Tuesday, June 28, 2005

Oracle tuning stories - 1

Like any DBA I have a warchest of old tuning stories. I tend to use them to illustrate a point to a developer who can't see the reason for changing the way the program runs.

The easy low hanging fruit in tuning is finding the dodgy SQL which is not using a index. The performance increase with proper indexing can be truly amazing.

Given the large variety of index types and options available in Oracle, there will be an index for any tuning occasion. You have got to keep in mind though what the application is trying to achieve overall. Grabbing every row individually via an index, when you are going to read the whole table anyway should be dealt with differently then a complex or simple SQL join which randoms picks the rows it wants (adhoc user and search type queries).

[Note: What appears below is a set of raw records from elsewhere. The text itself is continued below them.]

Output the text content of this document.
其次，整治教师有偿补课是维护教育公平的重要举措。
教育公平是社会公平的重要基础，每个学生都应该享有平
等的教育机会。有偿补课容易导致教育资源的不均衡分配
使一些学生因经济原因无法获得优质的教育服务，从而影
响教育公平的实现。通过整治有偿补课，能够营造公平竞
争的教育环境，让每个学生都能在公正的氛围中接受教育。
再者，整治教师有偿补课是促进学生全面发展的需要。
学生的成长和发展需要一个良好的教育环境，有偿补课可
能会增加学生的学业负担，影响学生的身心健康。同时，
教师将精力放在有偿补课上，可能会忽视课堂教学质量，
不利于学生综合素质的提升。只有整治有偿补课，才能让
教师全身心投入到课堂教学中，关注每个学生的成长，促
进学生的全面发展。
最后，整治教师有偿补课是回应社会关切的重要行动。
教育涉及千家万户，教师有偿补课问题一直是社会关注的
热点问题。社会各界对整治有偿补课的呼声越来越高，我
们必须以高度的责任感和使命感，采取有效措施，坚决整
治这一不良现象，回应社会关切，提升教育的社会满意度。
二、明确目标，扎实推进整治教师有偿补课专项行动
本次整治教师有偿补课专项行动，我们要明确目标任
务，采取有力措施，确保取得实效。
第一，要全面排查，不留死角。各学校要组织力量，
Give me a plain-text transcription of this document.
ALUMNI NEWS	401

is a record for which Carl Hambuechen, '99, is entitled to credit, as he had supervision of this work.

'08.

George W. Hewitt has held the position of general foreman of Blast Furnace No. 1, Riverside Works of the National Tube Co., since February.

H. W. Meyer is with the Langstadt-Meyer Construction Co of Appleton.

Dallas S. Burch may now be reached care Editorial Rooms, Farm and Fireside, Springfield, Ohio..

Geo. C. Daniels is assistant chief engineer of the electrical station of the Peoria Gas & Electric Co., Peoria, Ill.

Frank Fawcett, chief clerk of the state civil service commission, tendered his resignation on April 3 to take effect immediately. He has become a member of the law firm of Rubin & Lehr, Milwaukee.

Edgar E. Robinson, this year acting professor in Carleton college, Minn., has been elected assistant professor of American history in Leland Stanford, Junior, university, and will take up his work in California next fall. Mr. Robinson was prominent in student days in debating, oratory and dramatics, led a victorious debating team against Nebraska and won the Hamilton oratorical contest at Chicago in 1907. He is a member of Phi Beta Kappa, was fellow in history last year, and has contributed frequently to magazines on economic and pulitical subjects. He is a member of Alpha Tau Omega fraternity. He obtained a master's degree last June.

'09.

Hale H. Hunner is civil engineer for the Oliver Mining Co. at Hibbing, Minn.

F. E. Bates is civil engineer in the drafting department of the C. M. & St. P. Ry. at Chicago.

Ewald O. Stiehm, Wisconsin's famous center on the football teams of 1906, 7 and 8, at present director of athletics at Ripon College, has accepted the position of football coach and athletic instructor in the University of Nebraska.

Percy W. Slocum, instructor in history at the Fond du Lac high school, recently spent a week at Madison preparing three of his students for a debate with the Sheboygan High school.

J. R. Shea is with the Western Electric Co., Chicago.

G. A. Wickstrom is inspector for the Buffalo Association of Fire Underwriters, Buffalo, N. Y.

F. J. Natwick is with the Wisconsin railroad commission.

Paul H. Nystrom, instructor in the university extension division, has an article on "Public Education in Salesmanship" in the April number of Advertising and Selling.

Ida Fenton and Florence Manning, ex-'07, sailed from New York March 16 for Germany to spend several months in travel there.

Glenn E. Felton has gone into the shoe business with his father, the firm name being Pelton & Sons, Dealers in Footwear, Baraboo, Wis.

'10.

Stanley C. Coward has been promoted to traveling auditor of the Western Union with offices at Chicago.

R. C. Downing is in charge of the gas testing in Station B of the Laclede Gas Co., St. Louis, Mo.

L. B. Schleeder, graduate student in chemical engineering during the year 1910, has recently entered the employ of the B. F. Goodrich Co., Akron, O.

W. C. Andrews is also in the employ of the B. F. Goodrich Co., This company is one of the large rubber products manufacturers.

I was talking to a developer about the log aggregation process which had failed and was taking a long time to catch up, about 8-10 hours for each days worth of weblogs. The application was in twlight zone, one of the applications and databases where the reason for it continued existence is questionable i.e. as long as it is stable and up, not much time is allocated to stressing over it.

A quick check of the logs produced nailed down the offending SQL.

select ... from t1, t2
where to_char(t1.username) = to_char(t2.username)

This was taking the 8-10 hours to run.

I checked the statistics, and added a function based index to t1.username
create functional index fx_t1_username
on t1(to_char(username))
tablespace ...

We rerun and it now takes.... 1 minute.

Now instead of the database being the slow portion of the whole process it is the perl scripts which aggregrate the weblogs. 1 hour per day. The catchup, instead of taking the rest of the month was finished in 12 hours.